One thing I liked about HIFU was that a treatment didn't rule out any other future treatment, including a second HIFU or a da Vinci prostatectomy. I spoke to a surgeon who had removed a prostate via da Vinci after two HIFU treatments had failed to keep the PSA down.
All is not roses, however. It never is, is it? The treatment, as you'll learn, is not approved by the FDA in the U.S. but is approved in Canada by our equivalent of the FDA. There are possible complications with HIFU, just as there are with any treatment. I'd not want to minimize them at all, but best I could tell issues were likely a little less than with surgery. Comparison is difficult because experience of the doctor is a critical issue, although probably less so with HIFU as it is very computer dependent for generating the proposed treatment plan which is approved by the doctor. I spoke with one doctor, who doesn't do HIFU, but had sat in on several HIFU sessions to learn about it and he said that unlike surgery where the surgeon is working all the time, with HIFU the doctor can be sitting, having coffee, chatting away, while the computer and the HIFU probe do their work.
My HIFU plans were short circuited by a reread of my biopsy slides which said my Gleason was 3 + 4. No reason to think the second read was any more accurate than the first, and the 3 + 4 was everybit as acceptable a Gleason to have treated by HIFU as the 3 + 3 was, but one downside --- at least for me --- is that with HIFU there is no prostate to do pathology on afterwards. A HIFU advocate would say, so? What difference does it make. Once your prostate is out it isn't pathology that matters, it's your PSA. But, I knew if there was a possibility I was a Gleason 7, that I might have some "4" cells, I wouldn't be happy without the pathology afterwards. So, off I went to dance with da Vinci.
I made absolutely the right decision, for me. And I was lucky. My surgery went well, my recovery was not a problem, I'm doing well with a zero PSA after six months, but if I had a second prostate to give to medical science, knowing everything I know about HIFU and surgery now, I might be more inclined to opt for the HIFU. The reason is that now that I have the pathology, and have been reading this group for a much longer period of time, I better understand that my "excellent" pathology is all very nice, but it is what it is, and the only thing that matters is my PSA. The pathology may be a fine leading edge indicator of what may, or may not, happen with my PSA but that's all it is --- an indicator.
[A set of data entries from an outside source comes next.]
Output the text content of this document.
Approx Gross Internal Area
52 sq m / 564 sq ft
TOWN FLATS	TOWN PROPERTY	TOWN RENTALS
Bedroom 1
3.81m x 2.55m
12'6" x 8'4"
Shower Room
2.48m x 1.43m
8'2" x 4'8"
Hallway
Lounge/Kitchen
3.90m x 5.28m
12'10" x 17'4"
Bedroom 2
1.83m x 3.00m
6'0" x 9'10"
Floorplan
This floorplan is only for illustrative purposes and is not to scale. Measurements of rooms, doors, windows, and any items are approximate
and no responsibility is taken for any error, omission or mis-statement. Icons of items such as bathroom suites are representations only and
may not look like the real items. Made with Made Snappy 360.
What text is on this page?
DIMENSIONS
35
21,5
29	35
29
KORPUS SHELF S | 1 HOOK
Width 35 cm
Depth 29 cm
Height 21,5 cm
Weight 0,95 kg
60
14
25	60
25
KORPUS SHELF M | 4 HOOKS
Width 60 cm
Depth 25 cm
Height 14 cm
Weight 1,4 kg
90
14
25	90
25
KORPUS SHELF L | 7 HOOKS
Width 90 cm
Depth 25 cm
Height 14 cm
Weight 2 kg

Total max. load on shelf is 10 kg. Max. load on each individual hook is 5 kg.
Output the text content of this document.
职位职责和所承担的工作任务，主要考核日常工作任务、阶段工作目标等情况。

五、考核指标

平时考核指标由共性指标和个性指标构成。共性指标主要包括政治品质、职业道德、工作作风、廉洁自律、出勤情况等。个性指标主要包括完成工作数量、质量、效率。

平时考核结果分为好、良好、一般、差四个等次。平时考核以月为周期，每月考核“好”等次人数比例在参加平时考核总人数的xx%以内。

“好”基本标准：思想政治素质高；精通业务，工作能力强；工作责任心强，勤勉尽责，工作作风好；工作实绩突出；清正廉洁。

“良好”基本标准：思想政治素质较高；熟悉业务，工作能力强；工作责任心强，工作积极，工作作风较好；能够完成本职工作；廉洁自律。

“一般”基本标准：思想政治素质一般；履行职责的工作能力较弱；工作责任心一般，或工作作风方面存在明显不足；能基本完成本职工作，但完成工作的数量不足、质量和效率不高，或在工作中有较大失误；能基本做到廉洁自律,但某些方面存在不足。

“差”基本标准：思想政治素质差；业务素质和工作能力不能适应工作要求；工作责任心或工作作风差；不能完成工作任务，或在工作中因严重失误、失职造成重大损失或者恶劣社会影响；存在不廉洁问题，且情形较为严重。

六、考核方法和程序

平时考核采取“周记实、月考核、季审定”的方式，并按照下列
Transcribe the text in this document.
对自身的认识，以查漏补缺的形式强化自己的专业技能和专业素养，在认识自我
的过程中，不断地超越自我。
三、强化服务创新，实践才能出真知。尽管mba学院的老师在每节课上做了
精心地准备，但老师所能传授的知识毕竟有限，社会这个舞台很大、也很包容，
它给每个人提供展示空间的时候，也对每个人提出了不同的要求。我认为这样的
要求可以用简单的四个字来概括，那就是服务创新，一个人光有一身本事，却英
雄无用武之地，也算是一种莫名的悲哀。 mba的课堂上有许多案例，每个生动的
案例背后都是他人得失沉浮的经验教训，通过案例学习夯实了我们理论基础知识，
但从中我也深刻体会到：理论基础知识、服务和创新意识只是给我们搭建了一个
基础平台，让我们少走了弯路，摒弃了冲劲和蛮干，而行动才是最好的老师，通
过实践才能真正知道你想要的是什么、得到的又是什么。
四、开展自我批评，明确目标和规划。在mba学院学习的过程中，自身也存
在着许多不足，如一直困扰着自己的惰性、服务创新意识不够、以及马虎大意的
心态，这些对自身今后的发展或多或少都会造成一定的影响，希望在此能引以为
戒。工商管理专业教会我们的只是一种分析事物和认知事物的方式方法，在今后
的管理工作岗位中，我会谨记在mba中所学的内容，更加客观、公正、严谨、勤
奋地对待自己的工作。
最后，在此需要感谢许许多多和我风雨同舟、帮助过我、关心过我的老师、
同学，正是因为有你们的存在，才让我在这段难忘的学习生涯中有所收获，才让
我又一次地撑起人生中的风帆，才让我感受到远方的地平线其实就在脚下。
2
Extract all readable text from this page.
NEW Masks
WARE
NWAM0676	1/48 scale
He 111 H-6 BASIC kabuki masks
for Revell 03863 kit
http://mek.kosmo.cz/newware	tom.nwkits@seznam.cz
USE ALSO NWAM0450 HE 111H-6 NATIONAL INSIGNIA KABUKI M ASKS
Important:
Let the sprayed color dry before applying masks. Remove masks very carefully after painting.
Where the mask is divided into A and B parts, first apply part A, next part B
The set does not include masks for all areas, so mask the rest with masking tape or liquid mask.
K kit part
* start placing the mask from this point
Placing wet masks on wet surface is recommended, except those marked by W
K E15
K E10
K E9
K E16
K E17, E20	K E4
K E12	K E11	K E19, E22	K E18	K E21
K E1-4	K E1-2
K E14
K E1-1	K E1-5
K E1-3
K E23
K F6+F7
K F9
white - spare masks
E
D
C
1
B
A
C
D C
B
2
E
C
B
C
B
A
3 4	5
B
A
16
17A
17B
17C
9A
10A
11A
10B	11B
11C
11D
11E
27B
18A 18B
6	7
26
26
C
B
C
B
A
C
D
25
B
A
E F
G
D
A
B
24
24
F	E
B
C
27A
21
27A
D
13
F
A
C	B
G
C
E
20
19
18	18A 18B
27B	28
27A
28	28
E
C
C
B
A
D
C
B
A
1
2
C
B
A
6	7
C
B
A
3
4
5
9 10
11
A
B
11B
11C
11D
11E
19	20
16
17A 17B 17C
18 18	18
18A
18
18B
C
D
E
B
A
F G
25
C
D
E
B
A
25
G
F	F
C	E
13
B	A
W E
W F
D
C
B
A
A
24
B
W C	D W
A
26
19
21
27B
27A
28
But, it's easy to think if I knew then what I know now I might have made a different decision. Fact is a radical prostatectomy is the gold standard for PCa if the PCa is organ contained and the long term stats are available for surgery, and they're not for HIFU and I'm a conservative kind of guy who likes to cover his bets, so in a real life situation I might still opt for surgery.
I tell you all this to acknowledge treatment decisions are not easy ones. I found the worst part of having PCa so far was making the treatment decision. Once that was made I felt a huge weight lifted. I still feel good about my decision and don't regret it for a moment but if I had to do it over again, knowing then what I know now, I'm not sure what I'd do.
Good luck for whatever course of action you decide on. I hope you'll keep posting and let us know where you're at and how things are going.